Arkady squinted across the fire, trying to gauge Osnat’s expression. The air rippled above the flames like running water, and the face beyond the scrim of the sparks was as unreadable as a text written in a dead language.

“What was it like growing up in the Syndicates?” Osnat asked suddenly.

“It was…happy. Until the war. A lot of things changed then.” Suddenly Arkady found himself struggling to articulate something he’d felt often but never put words to. “Before the war we had a very idealistic society. Not perfect. But…honest, somehow.
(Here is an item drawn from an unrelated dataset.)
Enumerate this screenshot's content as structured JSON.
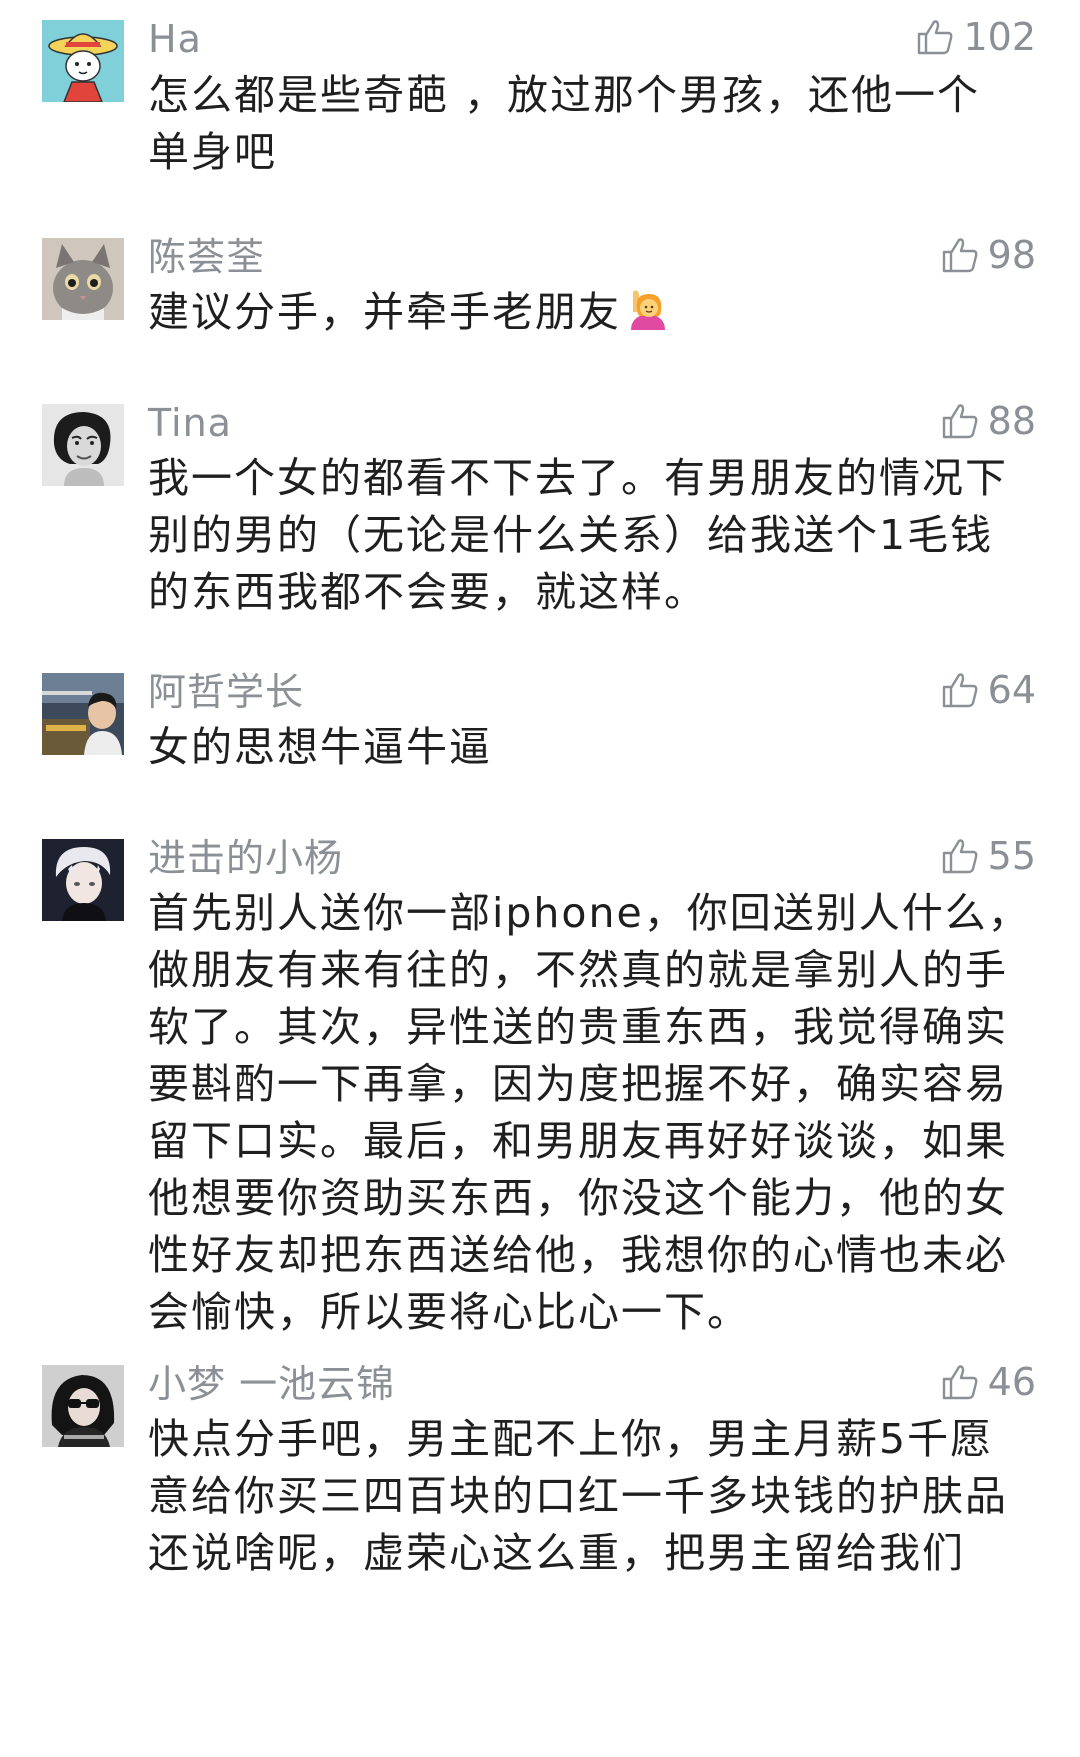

When the UN attacked us, everything went out the window except pure survival.” He laughed softly. “And somehow ‘survival’ always seems to translate into the honest idealists being pushed aside and replaced by dishonest manipulators.”

“It’s the same for us,” Osnat said, making the same connection Safik had made. “Human nature. And apparently not just human.”

The bottom stick on the fire flared bright red, popped loudly, and crumpled into charcoal, setting the rest of the fire sliding and slithering and realigning itself above it. Beyond the firelight Arkady could hear the muted and furtive night sounds of the living desert.

“That woman who got pregnant, Arkady. Was your friend sureit was because of the fever?”

“As sure as you can be about work done in the field and under time pressure.”

“What do you think it would do to humans? What…just as an example…what do you think it would do to me?”

Arkady stared across the fire at her, but the eyes looking back at him weren’t Osnat’s eyes; they were the eyes of a rabbit racing ahead of the fox’s jaws. Arkady felt a guilty dread grip his chest and bear down on him. If Osnat could begin to covet the Novalis virus and the fertility that came with it, then what would the rest of her species do? How deep would the insanity run? And how brutal a price would Earth’s people pay if their surging population pushed them into outright war with the Orbital Ring? For the first time, Arkady really understood the myriad effects that the virus would send rippling across Earth—as dramatic and irreversible as the effects of triggering a cascade reaction in a newly terraformed biosphere. How far would the ripples spread? Would they bring down the fragile spider’s web that linked Earth to the dependent populations of her far-flung colonies?

How many deaths were going to be on his hands before it was over?

“The human immune system is so different from ours,” he told her, skirting the question. “It might do nothing. Or it might kill you.”

“That’s assuming I can catch it from you.” A log slithered to the ground in a shower of sparks. Arkady heard the blood thrumming in his ears, felt the curve of the planet falling away into darkness beneath him. “Can I?”

“You might already have caught it.”

He spoke the words without having consciously decided to say them. Even as he watched comprehension spread across her face, he was far from certain that he’d done the right thing.

“Are you sure of this?” Osnat asked. The hunger was gone from her voice. She had gone back to being the hard-bitten and practical soldier. “What’s your evidence?”